Geçenlerde televizyonda utanç duyarak bir rektörün konuşmasını dinledim. Evet, rektör olmuş ama adam olamamış. İnsanlıktan, efendilikten, memleket sevgisinden, insan sevgisinden o kadar uzak ki, çok rahat bir şekilde İmam Hatip Okullarının kapatılmasını istiyordu. Hayretler içinde kaldım.
Gençlik yıllarımı düşündüm. Hep şu terane tekrarlanırdı; “Efendim, Türkiye’nin geri kalmasına cahil imamlar sebep oluyor. Ne zaman onları okutursak Türkiye kurtulacak.” İşte İmam Hatip Okulları açıldı. O okullardan memlekete birçok kıymetli gençler yetişti.

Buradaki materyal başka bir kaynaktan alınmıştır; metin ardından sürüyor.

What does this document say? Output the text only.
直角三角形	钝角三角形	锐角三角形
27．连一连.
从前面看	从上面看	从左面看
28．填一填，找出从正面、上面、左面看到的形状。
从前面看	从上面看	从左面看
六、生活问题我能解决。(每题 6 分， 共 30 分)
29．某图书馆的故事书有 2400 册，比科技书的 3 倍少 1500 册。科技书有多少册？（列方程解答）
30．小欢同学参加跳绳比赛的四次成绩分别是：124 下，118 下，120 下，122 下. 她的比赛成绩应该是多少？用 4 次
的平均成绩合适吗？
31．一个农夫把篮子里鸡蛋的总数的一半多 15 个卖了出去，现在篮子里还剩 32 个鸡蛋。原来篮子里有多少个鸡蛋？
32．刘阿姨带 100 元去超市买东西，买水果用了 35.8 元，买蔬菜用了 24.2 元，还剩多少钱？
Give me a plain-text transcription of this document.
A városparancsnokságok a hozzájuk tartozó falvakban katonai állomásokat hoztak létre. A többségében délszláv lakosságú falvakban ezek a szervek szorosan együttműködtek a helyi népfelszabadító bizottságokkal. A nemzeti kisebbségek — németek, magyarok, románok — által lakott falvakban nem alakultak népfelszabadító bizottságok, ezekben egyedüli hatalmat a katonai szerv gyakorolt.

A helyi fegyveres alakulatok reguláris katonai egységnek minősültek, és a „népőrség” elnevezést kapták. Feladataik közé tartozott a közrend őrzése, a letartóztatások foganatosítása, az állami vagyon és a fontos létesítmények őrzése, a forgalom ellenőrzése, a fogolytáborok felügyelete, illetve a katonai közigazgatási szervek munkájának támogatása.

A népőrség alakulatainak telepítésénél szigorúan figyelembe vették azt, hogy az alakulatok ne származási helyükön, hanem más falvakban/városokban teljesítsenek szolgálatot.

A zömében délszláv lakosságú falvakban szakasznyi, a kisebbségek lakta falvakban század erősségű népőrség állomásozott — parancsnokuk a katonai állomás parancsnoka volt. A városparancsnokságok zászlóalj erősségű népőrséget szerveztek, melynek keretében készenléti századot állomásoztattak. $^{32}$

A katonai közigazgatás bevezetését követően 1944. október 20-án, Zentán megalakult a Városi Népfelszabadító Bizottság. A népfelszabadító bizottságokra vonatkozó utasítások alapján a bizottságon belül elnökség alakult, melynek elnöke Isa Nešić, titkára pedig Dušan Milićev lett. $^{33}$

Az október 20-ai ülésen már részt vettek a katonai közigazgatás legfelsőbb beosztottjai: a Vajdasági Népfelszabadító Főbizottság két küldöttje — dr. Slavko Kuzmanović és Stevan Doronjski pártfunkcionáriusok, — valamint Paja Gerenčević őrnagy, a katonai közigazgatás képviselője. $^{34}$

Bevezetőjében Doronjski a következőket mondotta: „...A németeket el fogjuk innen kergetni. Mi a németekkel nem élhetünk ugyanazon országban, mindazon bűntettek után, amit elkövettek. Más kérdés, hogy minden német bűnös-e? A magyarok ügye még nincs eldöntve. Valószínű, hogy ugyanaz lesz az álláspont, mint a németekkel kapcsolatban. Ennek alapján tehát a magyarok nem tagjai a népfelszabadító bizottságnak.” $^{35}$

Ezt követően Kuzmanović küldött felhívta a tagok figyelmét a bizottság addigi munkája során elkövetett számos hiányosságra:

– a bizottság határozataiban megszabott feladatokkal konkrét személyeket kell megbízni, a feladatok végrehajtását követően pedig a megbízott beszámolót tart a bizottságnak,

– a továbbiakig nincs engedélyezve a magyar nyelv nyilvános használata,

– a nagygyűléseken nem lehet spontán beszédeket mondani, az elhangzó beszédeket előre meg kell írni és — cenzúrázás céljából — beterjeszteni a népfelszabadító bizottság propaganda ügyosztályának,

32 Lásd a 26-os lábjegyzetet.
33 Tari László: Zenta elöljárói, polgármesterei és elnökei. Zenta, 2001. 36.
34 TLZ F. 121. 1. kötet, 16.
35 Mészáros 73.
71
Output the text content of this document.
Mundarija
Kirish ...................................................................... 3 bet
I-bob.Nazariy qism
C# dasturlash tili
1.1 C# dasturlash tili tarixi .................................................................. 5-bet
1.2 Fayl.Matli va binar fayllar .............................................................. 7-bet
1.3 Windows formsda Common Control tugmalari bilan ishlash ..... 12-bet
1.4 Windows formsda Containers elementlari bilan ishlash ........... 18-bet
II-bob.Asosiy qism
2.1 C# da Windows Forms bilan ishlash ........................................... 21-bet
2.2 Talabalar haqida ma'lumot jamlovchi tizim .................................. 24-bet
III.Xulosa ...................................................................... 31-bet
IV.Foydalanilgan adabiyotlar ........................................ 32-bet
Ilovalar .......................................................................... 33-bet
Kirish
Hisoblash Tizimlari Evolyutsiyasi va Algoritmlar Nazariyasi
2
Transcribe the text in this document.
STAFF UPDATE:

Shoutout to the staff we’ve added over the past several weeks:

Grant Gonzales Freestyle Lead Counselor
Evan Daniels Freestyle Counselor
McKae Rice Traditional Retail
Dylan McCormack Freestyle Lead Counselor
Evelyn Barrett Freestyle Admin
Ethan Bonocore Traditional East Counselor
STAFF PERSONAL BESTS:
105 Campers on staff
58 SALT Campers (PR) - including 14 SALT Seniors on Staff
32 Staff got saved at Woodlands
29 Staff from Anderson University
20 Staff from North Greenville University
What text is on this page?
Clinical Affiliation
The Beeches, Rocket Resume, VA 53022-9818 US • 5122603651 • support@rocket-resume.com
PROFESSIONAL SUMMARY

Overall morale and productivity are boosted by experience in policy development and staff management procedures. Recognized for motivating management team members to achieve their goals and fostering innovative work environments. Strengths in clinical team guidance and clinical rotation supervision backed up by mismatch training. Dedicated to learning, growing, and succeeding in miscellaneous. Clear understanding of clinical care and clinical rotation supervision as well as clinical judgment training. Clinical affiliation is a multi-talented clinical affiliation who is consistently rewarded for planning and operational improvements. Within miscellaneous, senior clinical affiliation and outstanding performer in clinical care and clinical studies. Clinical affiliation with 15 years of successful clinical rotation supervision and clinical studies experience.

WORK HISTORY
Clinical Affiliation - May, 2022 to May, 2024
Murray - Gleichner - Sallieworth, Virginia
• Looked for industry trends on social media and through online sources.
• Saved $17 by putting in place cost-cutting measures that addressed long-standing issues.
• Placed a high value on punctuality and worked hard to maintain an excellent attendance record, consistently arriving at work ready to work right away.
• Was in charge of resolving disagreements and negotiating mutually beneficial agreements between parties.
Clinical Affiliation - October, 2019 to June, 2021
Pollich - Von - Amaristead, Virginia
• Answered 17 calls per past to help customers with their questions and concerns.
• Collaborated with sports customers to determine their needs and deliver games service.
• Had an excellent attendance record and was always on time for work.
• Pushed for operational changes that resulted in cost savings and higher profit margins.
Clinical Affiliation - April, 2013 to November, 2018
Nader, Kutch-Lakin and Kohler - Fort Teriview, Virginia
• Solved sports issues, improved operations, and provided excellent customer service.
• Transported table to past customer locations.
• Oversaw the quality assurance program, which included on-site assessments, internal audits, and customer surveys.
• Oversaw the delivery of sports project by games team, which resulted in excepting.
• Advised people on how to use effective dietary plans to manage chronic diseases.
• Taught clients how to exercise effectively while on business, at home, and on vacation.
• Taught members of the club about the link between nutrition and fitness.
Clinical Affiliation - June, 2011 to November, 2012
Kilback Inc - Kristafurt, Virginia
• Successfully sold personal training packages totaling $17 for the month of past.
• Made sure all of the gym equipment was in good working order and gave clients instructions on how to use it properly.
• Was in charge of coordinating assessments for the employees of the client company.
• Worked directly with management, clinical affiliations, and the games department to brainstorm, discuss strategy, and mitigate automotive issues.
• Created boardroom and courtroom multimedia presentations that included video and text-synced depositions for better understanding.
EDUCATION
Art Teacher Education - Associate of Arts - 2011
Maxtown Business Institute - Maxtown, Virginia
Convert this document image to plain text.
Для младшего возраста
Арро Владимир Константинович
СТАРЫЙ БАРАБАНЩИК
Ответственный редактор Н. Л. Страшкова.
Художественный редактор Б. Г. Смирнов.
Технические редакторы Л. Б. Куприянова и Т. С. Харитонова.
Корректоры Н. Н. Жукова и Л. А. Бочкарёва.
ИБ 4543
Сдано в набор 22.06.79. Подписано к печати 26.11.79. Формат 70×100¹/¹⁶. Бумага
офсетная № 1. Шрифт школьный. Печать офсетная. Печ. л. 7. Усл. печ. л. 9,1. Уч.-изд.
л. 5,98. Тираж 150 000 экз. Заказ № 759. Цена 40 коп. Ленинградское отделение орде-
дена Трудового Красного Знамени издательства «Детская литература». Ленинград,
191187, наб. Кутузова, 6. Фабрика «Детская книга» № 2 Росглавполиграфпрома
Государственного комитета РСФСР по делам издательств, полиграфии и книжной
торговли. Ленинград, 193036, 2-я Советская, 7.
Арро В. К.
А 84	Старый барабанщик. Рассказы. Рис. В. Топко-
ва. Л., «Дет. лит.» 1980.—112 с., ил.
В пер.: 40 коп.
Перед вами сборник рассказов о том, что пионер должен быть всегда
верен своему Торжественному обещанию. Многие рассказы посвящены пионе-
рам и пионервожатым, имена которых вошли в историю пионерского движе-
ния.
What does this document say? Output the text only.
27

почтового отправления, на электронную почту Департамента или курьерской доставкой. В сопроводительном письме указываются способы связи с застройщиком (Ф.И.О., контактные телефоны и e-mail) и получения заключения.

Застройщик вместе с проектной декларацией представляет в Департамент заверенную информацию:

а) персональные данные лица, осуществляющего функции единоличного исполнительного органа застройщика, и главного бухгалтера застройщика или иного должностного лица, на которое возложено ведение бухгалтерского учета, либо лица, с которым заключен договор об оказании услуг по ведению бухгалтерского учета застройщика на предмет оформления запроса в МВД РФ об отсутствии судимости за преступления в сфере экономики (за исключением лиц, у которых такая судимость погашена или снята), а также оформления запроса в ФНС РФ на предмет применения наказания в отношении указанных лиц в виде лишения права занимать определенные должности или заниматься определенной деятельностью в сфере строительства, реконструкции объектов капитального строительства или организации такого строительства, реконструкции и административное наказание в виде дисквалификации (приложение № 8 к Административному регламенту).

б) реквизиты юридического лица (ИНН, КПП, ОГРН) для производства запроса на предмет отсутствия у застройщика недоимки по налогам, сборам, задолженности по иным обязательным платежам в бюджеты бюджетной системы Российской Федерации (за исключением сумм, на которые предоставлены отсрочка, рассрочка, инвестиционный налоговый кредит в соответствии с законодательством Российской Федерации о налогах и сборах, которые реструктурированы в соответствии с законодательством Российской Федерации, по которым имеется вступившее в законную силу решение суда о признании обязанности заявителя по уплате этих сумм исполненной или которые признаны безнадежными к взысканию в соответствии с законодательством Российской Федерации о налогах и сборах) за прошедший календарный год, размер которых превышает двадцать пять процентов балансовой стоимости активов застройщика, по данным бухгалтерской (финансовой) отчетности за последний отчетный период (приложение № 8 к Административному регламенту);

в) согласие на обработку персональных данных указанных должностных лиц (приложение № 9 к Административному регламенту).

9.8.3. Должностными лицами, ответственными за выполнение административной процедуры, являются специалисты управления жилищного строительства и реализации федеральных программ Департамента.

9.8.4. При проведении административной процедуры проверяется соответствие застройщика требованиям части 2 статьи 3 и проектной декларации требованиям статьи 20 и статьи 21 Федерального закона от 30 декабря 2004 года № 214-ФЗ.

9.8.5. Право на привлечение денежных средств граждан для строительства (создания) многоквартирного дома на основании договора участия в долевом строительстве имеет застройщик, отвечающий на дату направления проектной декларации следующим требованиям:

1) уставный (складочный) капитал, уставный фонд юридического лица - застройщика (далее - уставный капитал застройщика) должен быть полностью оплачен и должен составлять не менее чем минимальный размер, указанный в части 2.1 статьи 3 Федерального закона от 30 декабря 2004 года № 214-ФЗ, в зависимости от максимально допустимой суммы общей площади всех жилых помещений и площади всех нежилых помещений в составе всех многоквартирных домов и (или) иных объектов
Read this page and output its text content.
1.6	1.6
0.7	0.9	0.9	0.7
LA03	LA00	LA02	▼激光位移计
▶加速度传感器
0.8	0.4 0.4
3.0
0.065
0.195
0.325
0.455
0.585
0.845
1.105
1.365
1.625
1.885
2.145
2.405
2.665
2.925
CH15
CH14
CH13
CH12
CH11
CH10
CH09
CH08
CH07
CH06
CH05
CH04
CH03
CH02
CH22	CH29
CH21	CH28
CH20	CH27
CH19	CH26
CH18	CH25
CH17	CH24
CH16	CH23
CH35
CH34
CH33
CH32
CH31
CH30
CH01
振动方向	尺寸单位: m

Sayın rektör şöyle deseydi, yine ona olan itimadım bu kadar sarsılmaz, bu kadar kırılmazdım. “Efendim,” deseydi, “Bu İmam Hatip Okulları iyi güzel de, şu tarafları noksan. O noksanların tamamlanması gerekir. Yahut şu tarafları fazla, ifrata gidiyorlar, aşırıya kaçıyorlar. Bu yönlerinin törpülenmesi gerekir.” Evet her müessesenin kendine göre zaman zaman birtakım artıları veya eksileri oluyor. Elbirliği ile efendice, saygılı bir şekilde bunları itidal çizgisine getirmek hepimizin görevi. Ama böyle yapmayıp da köküne dinamit koymak, onu havaya uçurmak, işte burası bana akıl dışı, ilim dışı, insanlık dışı gibi geliyor.
Sabri Tandoğan Efendi Hz.
Aziz Ruhları Şad Olsun.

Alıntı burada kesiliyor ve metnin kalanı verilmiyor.